Guantanamò, France? Come direbbe Mark Twain, le notizie dell’apertura di Guantanamo francesi – Guantanamò, dunque – erano un filino esagerate. Giuridicamente, si tratta di inserire in Costituzione, accanto a stato d’assedio e conferimento di poteri eccezionali al presidente della République, già previsti dal testo, anche l’état d’urgence, sinora regolato solo da un legge del 1955, magari allungandolo oltre i tre mesi già dichiarati dopo gli attentati del 13 novembre. E questo soprattutto al fine, apparentemente modesto, di evitare che il Conseil constitutionnel, ossia quegli eterni rompiscatole dei giuristi, trovino da ridire sulla costituzionalità di provvedimenti contro il «terrorisme de guerre»: come l’ha ribattezzato oscuramente il presidente Hollande, al fine di mostrare la propria tempra di statista in piena campagna per le regionali.
Siamo alle solite, però. Tutte le volte che a un governo in crisi di credibilità una guerra o il terrorismo danno l’occasione di risalire nei sondaggi, la mossa è sempre la stessa: drammatizzazione mediatica, provvedimenti d’eccezione che poi durano oltre l’emergenza (Guantanamo, quella vera, è ancora lì, dopo sei anni di presidenza Obama), riforme costituzionali maneggiate come spot. Diceva Thomas Jefferson che i popoli sobri si danno costituzioni per quando saranno ubriachi. Ma né la costituzione statunitense né la Corte suprema hanno impedito agli Stati Uniti di internare oltre centomila americani di origine giapponese durante la seconda guerra mondiale: per non parlare dell’epocale autogoal perpetrato da Bush il Piccolo invadendo l’Iraq, unico cuscinetto fra sunniti e sciiti.

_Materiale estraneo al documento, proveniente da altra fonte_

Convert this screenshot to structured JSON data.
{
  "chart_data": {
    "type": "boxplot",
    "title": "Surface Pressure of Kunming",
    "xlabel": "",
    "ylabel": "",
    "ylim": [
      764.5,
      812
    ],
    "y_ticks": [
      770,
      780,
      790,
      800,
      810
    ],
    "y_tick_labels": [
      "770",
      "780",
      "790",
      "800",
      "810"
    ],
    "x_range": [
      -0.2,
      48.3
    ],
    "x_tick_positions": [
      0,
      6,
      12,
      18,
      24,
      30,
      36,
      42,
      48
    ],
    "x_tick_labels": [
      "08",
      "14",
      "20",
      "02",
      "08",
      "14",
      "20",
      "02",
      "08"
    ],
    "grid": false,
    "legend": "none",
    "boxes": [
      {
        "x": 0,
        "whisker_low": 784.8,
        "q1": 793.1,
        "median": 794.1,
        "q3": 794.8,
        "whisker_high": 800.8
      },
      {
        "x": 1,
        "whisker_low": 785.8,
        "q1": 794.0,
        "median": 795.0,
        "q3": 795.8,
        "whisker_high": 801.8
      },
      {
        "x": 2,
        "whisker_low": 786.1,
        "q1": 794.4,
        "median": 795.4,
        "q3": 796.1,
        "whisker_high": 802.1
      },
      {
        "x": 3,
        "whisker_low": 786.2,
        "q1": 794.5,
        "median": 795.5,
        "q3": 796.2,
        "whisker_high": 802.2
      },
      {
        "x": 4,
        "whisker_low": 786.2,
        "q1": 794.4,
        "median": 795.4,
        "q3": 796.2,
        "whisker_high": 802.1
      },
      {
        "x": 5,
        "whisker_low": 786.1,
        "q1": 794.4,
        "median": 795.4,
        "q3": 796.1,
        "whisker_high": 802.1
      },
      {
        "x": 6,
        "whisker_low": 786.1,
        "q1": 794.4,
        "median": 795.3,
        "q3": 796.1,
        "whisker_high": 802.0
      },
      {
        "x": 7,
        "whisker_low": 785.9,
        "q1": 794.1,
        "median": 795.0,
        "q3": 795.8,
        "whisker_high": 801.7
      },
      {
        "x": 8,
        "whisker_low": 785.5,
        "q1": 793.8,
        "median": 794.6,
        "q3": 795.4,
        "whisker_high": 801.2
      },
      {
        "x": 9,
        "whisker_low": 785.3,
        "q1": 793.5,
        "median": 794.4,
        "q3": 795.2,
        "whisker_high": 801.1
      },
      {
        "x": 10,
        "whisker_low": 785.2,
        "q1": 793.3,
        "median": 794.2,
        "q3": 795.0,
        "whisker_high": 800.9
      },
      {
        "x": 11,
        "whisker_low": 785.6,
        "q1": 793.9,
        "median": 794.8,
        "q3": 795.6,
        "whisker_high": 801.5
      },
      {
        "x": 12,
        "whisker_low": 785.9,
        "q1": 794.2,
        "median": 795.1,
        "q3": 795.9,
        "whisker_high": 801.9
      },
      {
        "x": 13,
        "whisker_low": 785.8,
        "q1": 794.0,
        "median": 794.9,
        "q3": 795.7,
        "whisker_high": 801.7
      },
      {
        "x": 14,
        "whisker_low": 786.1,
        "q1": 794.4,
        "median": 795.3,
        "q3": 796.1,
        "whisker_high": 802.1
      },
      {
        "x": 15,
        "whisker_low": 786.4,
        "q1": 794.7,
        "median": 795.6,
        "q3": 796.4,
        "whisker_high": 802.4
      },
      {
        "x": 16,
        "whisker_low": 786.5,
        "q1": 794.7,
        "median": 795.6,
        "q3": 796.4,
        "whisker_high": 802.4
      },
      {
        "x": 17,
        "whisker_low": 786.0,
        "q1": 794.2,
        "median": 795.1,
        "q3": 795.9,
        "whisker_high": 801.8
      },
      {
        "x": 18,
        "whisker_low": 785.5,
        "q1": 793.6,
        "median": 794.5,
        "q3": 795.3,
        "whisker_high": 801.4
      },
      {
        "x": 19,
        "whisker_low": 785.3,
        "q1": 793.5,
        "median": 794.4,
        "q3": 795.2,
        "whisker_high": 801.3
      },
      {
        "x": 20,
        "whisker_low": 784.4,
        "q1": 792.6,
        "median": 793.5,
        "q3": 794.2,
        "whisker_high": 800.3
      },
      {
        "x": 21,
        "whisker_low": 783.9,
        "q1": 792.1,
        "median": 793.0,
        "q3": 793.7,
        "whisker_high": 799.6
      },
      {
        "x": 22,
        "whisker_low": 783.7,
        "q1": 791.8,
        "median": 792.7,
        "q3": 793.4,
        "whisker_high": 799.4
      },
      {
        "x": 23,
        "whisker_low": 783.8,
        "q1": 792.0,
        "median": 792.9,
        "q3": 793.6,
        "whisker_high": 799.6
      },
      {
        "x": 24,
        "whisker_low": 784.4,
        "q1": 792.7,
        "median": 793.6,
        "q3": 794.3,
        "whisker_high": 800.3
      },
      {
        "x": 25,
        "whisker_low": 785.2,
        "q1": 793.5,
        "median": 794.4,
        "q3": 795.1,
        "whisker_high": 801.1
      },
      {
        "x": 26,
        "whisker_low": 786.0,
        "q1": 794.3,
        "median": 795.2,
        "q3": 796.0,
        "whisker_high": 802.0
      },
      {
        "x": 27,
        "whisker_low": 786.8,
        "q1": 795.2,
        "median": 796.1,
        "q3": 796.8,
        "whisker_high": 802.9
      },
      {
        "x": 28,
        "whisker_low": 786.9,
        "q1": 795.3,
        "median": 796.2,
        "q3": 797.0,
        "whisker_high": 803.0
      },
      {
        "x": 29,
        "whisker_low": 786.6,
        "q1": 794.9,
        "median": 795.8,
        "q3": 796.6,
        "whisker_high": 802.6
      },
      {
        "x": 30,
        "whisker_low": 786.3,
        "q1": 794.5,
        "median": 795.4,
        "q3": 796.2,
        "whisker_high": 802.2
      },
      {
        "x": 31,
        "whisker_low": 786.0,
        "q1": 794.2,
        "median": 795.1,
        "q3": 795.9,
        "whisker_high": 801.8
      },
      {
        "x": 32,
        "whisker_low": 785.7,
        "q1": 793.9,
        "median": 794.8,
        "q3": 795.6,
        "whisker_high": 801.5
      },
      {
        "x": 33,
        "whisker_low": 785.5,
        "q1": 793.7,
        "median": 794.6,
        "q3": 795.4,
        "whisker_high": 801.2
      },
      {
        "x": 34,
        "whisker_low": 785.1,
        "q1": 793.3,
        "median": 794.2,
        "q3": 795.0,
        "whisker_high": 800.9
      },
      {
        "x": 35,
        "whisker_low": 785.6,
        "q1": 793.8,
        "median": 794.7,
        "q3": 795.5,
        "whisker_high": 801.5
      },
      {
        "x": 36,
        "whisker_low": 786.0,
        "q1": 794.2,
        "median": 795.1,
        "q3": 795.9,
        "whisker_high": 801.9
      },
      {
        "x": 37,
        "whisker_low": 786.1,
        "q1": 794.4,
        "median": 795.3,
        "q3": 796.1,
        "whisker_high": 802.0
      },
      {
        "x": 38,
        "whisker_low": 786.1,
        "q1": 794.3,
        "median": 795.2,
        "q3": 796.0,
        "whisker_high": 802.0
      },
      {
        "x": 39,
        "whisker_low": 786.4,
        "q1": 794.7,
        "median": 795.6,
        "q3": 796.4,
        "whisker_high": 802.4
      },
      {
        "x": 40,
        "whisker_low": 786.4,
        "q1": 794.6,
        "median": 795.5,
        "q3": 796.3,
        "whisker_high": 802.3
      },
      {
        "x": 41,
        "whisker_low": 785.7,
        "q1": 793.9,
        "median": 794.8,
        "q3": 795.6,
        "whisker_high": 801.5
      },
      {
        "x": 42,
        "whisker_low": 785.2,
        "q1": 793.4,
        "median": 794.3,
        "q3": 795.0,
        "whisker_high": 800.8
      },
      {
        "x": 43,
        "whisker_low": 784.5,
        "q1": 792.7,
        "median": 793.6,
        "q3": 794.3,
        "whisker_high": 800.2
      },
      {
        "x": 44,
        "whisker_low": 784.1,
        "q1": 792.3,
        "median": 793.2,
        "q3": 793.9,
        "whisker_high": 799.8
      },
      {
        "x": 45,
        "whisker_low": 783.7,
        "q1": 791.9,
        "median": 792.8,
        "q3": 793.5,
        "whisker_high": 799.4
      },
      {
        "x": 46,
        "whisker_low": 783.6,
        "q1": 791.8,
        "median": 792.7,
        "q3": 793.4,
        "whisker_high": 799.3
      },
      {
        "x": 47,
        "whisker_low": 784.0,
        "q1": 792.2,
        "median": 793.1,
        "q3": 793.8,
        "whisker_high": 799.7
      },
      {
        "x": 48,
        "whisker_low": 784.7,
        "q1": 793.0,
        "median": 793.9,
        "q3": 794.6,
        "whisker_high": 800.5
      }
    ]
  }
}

Nel caso della Francia di oggi si parla di una cifra fra diecimila e ventimila sospetti islamisti da internare non alla Cayenna o sull’Isola d’If, magari con la baguette calda al mattino ma senza processo e avvocati, violando quel principio minimo di civiltà giuridica che è l’habeas corpus. Nota Jeremy Waldron in Torture, Terror and Trade-offs (2010), la raccolta dei suoi saggi post-Undici settembre, che il luogo comune per cui si devono bilanciare le esigenze della sicurezza con quelle della libertà ha un lato oscuro. Di fatto la nostra sicurezza, la sicurezza di centinaia di milioni di occidentali, non è aumentata neppure in dosi omeopatiche attentando alla libertà o alla sicurezza degli altri: qualche migliaio di stranieri, o di nostri concittadini, presi in ostaggio delle nostre paure pubbliche o private.